The lawyer looked in amazement from one to the other. What he had heard was scarcely credible. He did not believe the evidence of his own ears.
"What do you mean?" he gasped.
"Just what I say," replied Tod calmly. "The fight is as good as won! Jimmy Marsh acknowledges that he and Cooley conspired to divide Paula Marsh's estate, and put her here to gain their ends."
Mr. Ricaby said nothing for a moment. The suddenness of this most unexpected revelation had almost paralyzed his faculties. Could it be possible that they had run the cunning fox to earth, that they had the big criminal lawyer in their power? Was the astute Bascom Cooley trapped at last? It seemed too good to believe. If it were true, then Paula was as good as free. All their worry and anxiety was at an end. There was nothing to prevent her walking out of the asylum at once. All that remained to be done was the punishment of the scoundrels who by audacious fraud and misrepresentation had put her there. Silently the lawyer promised himself that the penalty should be the limit.
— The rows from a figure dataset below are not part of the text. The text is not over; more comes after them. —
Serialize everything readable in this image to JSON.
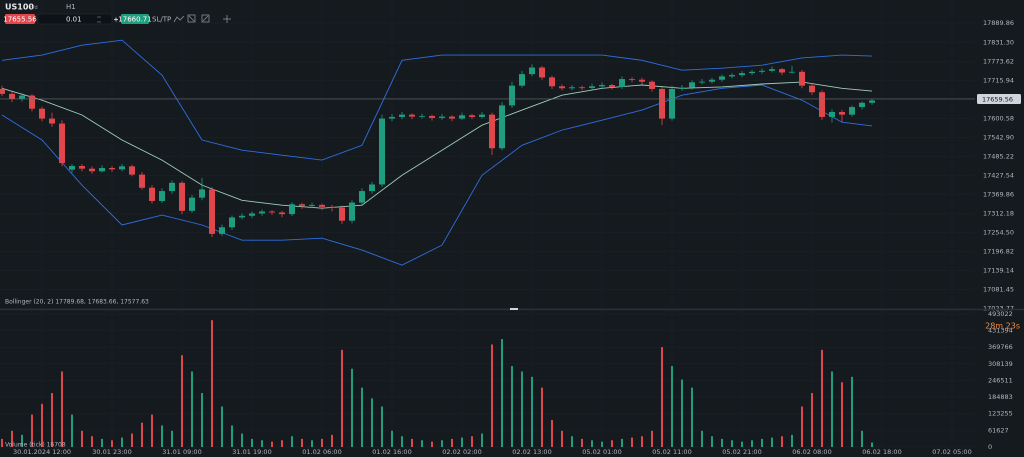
{
  "toolbar": {
    "symbol": "US100",
    "symbol_tag": "cfd",
    "timeframe": "H1",
    "sell_price": "17655.56",
    "lot": "0.01",
    "buy_price": "17660.71",
    "sltp": "SL/TP"
  },
  "chart_data": [
    {
      "type": "candlestick",
      "grid": true,
      "up_color": "#1f9e7f",
      "down_color": "#e0474c",
      "ylim": [
        17022,
        17960
      ],
      "yticks": [
        17889.86,
        {
          "value": 17831.3,
          "label": "17831.30"
        },
        17773.62,
        17715.94,
        17600.58,
        {
          "value": 17542.9,
          "label": "17542.90"
        },
        17485.22,
        17427.54,
        17369.86,
        17312.18,
        {
          "value": 17254.5,
          "label": "17254.50"
        },
        17196.82,
        17139.14,
        17081.45,
        17023.77
      ],
      "current_price": 17659.56,
      "countdown": "28m 23s",
      "xticks": [
        {
          "index": 4,
          "label": "30.01.2024 12:00"
        },
        {
          "index": 11,
          "label": "30.01 23:00"
        },
        {
          "index": 18,
          "label": "31.01 09:00"
        },
        {
          "index": 25,
          "label": "31.01 19:00"
        },
        {
          "index": 32,
          "label": "01.02 06:00"
        },
        {
          "index": 39,
          "label": "01.02 16:00"
        },
        {
          "index": 46,
          "label": "02.02 02:00"
        },
        {
          "index": 53,
          "label": "02.02 13:00"
        },
        {
          "index": 60,
          "label": "05.02 01:00"
        },
        {
          "index": 67,
          "label": "05.02 11:00"
        },
        {
          "index": 74,
          "label": "05.02 21:00"
        },
        {
          "index": 81,
          "label": "06.02 08:00"
        },
        {
          "index": 88,
          "label": "06.02 18:00"
        },
        {
          "index": 95,
          "label": "07.02 05:00"
        }
      ],
      "candles": [
        [
          17690,
          17700,
          17668,
          17675
        ],
        [
          17675,
          17682,
          17650,
          17660
        ],
        [
          17660,
          17678,
          17652,
          17670
        ],
        [
          17670,
          17674,
          17622,
          17630
        ],
        [
          17630,
          17636,
          17592,
          17600
        ],
        [
          17600,
          17618,
          17575,
          17585
        ],
        [
          17585,
          17595,
          17455,
          17465
        ],
        [
          17445,
          17462,
          17436,
          17456
        ],
        [
          17456,
          17462,
          17440,
          17448
        ],
        [
          17448,
          17455,
          17432,
          17440
        ],
        [
          17440,
          17458,
          17436,
          17450
        ],
        [
          17450,
          17456,
          17438,
          17446
        ],
        [
          17446,
          17462,
          17440,
          17455
        ],
        [
          17455,
          17460,
          17425,
          17430
        ],
        [
          17430,
          17438,
          17384,
          17390
        ],
        [
          17390,
          17398,
          17342,
          17350
        ],
        [
          17350,
          17388,
          17344,
          17380
        ],
        [
          17380,
          17412,
          17372,
          17405
        ],
        [
          17405,
          17410,
          17310,
          17320
        ],
        [
          17320,
          17368,
          17314,
          17360
        ],
        [
          17360,
          17420,
          17352,
          17385
        ],
        [
          17385,
          17392,
          17240,
          17250
        ],
        [
          17250,
          17278,
          17244,
          17270
        ],
        [
          17270,
          17306,
          17262,
          17300
        ],
        [
          17300,
          17312,
          17294,
          17305
        ],
        [
          17305,
          17318,
          17298,
          17312
        ],
        [
          17312,
          17324,
          17305,
          17318
        ],
        [
          17318,
          17322,
          17308,
          17315
        ],
        [
          17315,
          17320,
          17300,
          17310
        ],
        [
          17310,
          17346,
          17304,
          17340
        ],
        [
          17340,
          17344,
          17326,
          17335
        ],
        [
          17335,
          17345,
          17328,
          17338
        ],
        [
          17338,
          17342,
          17322,
          17332
        ],
        [
          17332,
          17338,
          17318,
          17330
        ],
        [
          17330,
          17336,
          17280,
          17290
        ],
        [
          17290,
          17352,
          17282,
          17345
        ],
        [
          17345,
          17388,
          17338,
          17380
        ],
        [
          17380,
          17408,
          17372,
          17400
        ],
        [
          17400,
          17612,
          17392,
          17600
        ],
        [
          17600,
          17614,
          17592,
          17605
        ],
        [
          17605,
          17620,
          17598,
          17612
        ],
        [
          17612,
          17616,
          17598,
          17606
        ],
        [
          17606,
          17615,
          17600,
          17608
        ],
        [
          17608,
          17612,
          17594,
          17602
        ],
        [
          17602,
          17614,
          17596,
          17606
        ],
        [
          17606,
          17610,
          17592,
          17600
        ],
        [
          17600,
          17618,
          17596,
          17610
        ],
        [
          17610,
          17614,
          17598,
          17605
        ],
        [
          17605,
          17620,
          17600,
          17612
        ],
        [
          17612,
          17618,
          17490,
          17510
        ],
        [
          17510,
          17650,
          17504,
          17640
        ],
        [
          17640,
          17712,
          17632,
          17700
        ],
        [
          17700,
          17745,
          17694,
          17735
        ],
        [
          17735,
          17765,
          17728,
          17755
        ],
        [
          17755,
          17760,
          17718,
          17725
        ],
        [
          17725,
          17730,
          17690,
          17698
        ],
        [
          17698,
          17704,
          17686,
          17692
        ],
        [
          17692,
          17702,
          17686,
          17695
        ],
        [
          17695,
          17700,
          17686,
          17693
        ],
        [
          17693,
          17706,
          17688,
          17698
        ],
        [
          17698,
          17710,
          17692,
          17702
        ],
        [
          17702,
          17706,
          17688,
          17696
        ],
        [
          17696,
          17728,
          17690,
          17720
        ],
        [
          17720,
          17726,
          17710,
          17718
        ],
        [
          17718,
          17724,
          17704,
          17712
        ],
        [
          17712,
          17716,
          17682,
          17690
        ],
        [
          17690,
          17696,
          17580,
          17600
        ],
        [
          17600,
          17700,
          17594,
          17690
        ],
        [
          17690,
          17702,
          17684,
          17694
        ],
        [
          17694,
          17716,
          17688,
          17710
        ],
        [
          17710,
          17720,
          17704,
          17712
        ],
        [
          17712,
          17724,
          17706,
          17718
        ],
        [
          17718,
          17734,
          17712,
          17728
        ],
        [
          17728,
          17738,
          17722,
          17732
        ],
        [
          17732,
          17744,
          17726,
          17738
        ],
        [
          17738,
          17748,
          17732,
          17742
        ],
        [
          17742,
          17752,
          17736,
          17745
        ],
        [
          17745,
          17758,
          17740,
          17750
        ],
        [
          17750,
          17754,
          17732,
          17740
        ],
        [
          17740,
          17760,
          17736,
          17742
        ],
        [
          17742,
          17748,
          17692,
          17700
        ],
        [
          17700,
          17706,
          17672,
          17680
        ],
        [
          17680,
          17686,
          17596,
          17605
        ],
        [
          17605,
          17628,
          17588,
          17620
        ],
        [
          17620,
          17626,
          17590,
          17612
        ],
        [
          17612,
          17640,
          17606,
          17635
        ],
        [
          17635,
          17652,
          17628,
          17648
        ],
        [
          17648,
          17660,
          17642,
          17655
        ]
      ],
      "indicator": {
        "label": "Bollinger (20, 2) 17789.68, 17683.66, 17577.63",
        "band_color": "#2f6fe0",
        "middle_color": "#9fcdb8",
        "index": [
          0,
          4,
          8,
          12,
          16,
          20,
          24,
          28,
          32,
          36,
          40,
          44,
          48,
          52,
          56,
          60,
          64,
          68,
          72,
          76,
          80,
          84,
          87
        ],
        "upper": [
          17777,
          17793,
          17823,
          17838,
          17732,
          17535,
          17504,
          17489,
          17474,
          17519,
          17777,
          17793,
          17793,
          17793,
          17793,
          17793,
          17777,
          17747,
          17753,
          17762,
          17784,
          17793,
          17789.68
        ],
        "middle": [
          17692,
          17656,
          17611,
          17535,
          17474,
          17398,
          17352,
          17337,
          17328,
          17337,
          17428,
          17504,
          17580,
          17626,
          17671,
          17692,
          17702,
          17692,
          17696,
          17705,
          17711,
          17692,
          17683.66
        ],
        "lower": [
          17611,
          17535,
          17398,
          17277,
          17307,
          17277,
          17231,
          17231,
          17237,
          17201,
          17155,
          17216,
          17428,
          17519,
          17565,
          17595,
          17626,
          17671,
          17692,
          17702,
          17656,
          17589,
          17577.63
        ]
      }
    },
    {
      "type": "volume",
      "label": "Volume (tick) 16708",
      "ylim": [
        0,
        504000
      ],
      "yticks": [
        493022,
        431394,
        369766,
        308139,
        246511,
        184883,
        123255,
        61627,
        0
      ],
      "values": [
        30000,
        60000,
        45000,
        120000,
        160000,
        200000,
        280000,
        120000,
        60000,
        40000,
        30000,
        25000,
        35000,
        50000,
        90000,
        120000,
        80000,
        60000,
        340000,
        280000,
        200000,
        470000,
        150000,
        80000,
        50000,
        30000,
        25000,
        20000,
        25000,
        40000,
        30000,
        25000,
        30000,
        45000,
        360000,
        290000,
        220000,
        180000,
        150000,
        60000,
        40000,
        30000,
        25000,
        20000,
        25000,
        30000,
        35000,
        40000,
        50000,
        380000,
        400000,
        300000,
        280000,
        260000,
        220000,
        100000,
        60000,
        40000,
        30000,
        25000,
        20000,
        25000,
        30000,
        35000,
        40000,
        60000,
        370000,
        300000,
        250000,
        220000,
        60000,
        40000,
        30000,
        25000,
        20000,
        25000,
        30000,
        35000,
        40000,
        45000,
        150000,
        200000,
        360000,
        280000,
        240000,
        260000,
        60000,
        16708
      ]
    }
  ]
}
"Is it possible?" he ejaculated.
"Yes," said Tod exultingly. "Jimmy has just left here. He has gone upstairs to see Cooley and call the whole thing off."
Mrs. Marsh, giving way to her emotions, sank down on a convenient seat and buried her face in her daintily perfumed handkerchief.
"Oh, I'm so ashamed!" she moaned.
Tod put his arm tenderly around her. He was fond of his mother in spite of all that had occurred to estrange him from home.
"No, dear," he said gently, "you haven't done anything to be ashamed of. It isn't your fault. Mr. Ricaby knows that. Don't you, Ricaby?"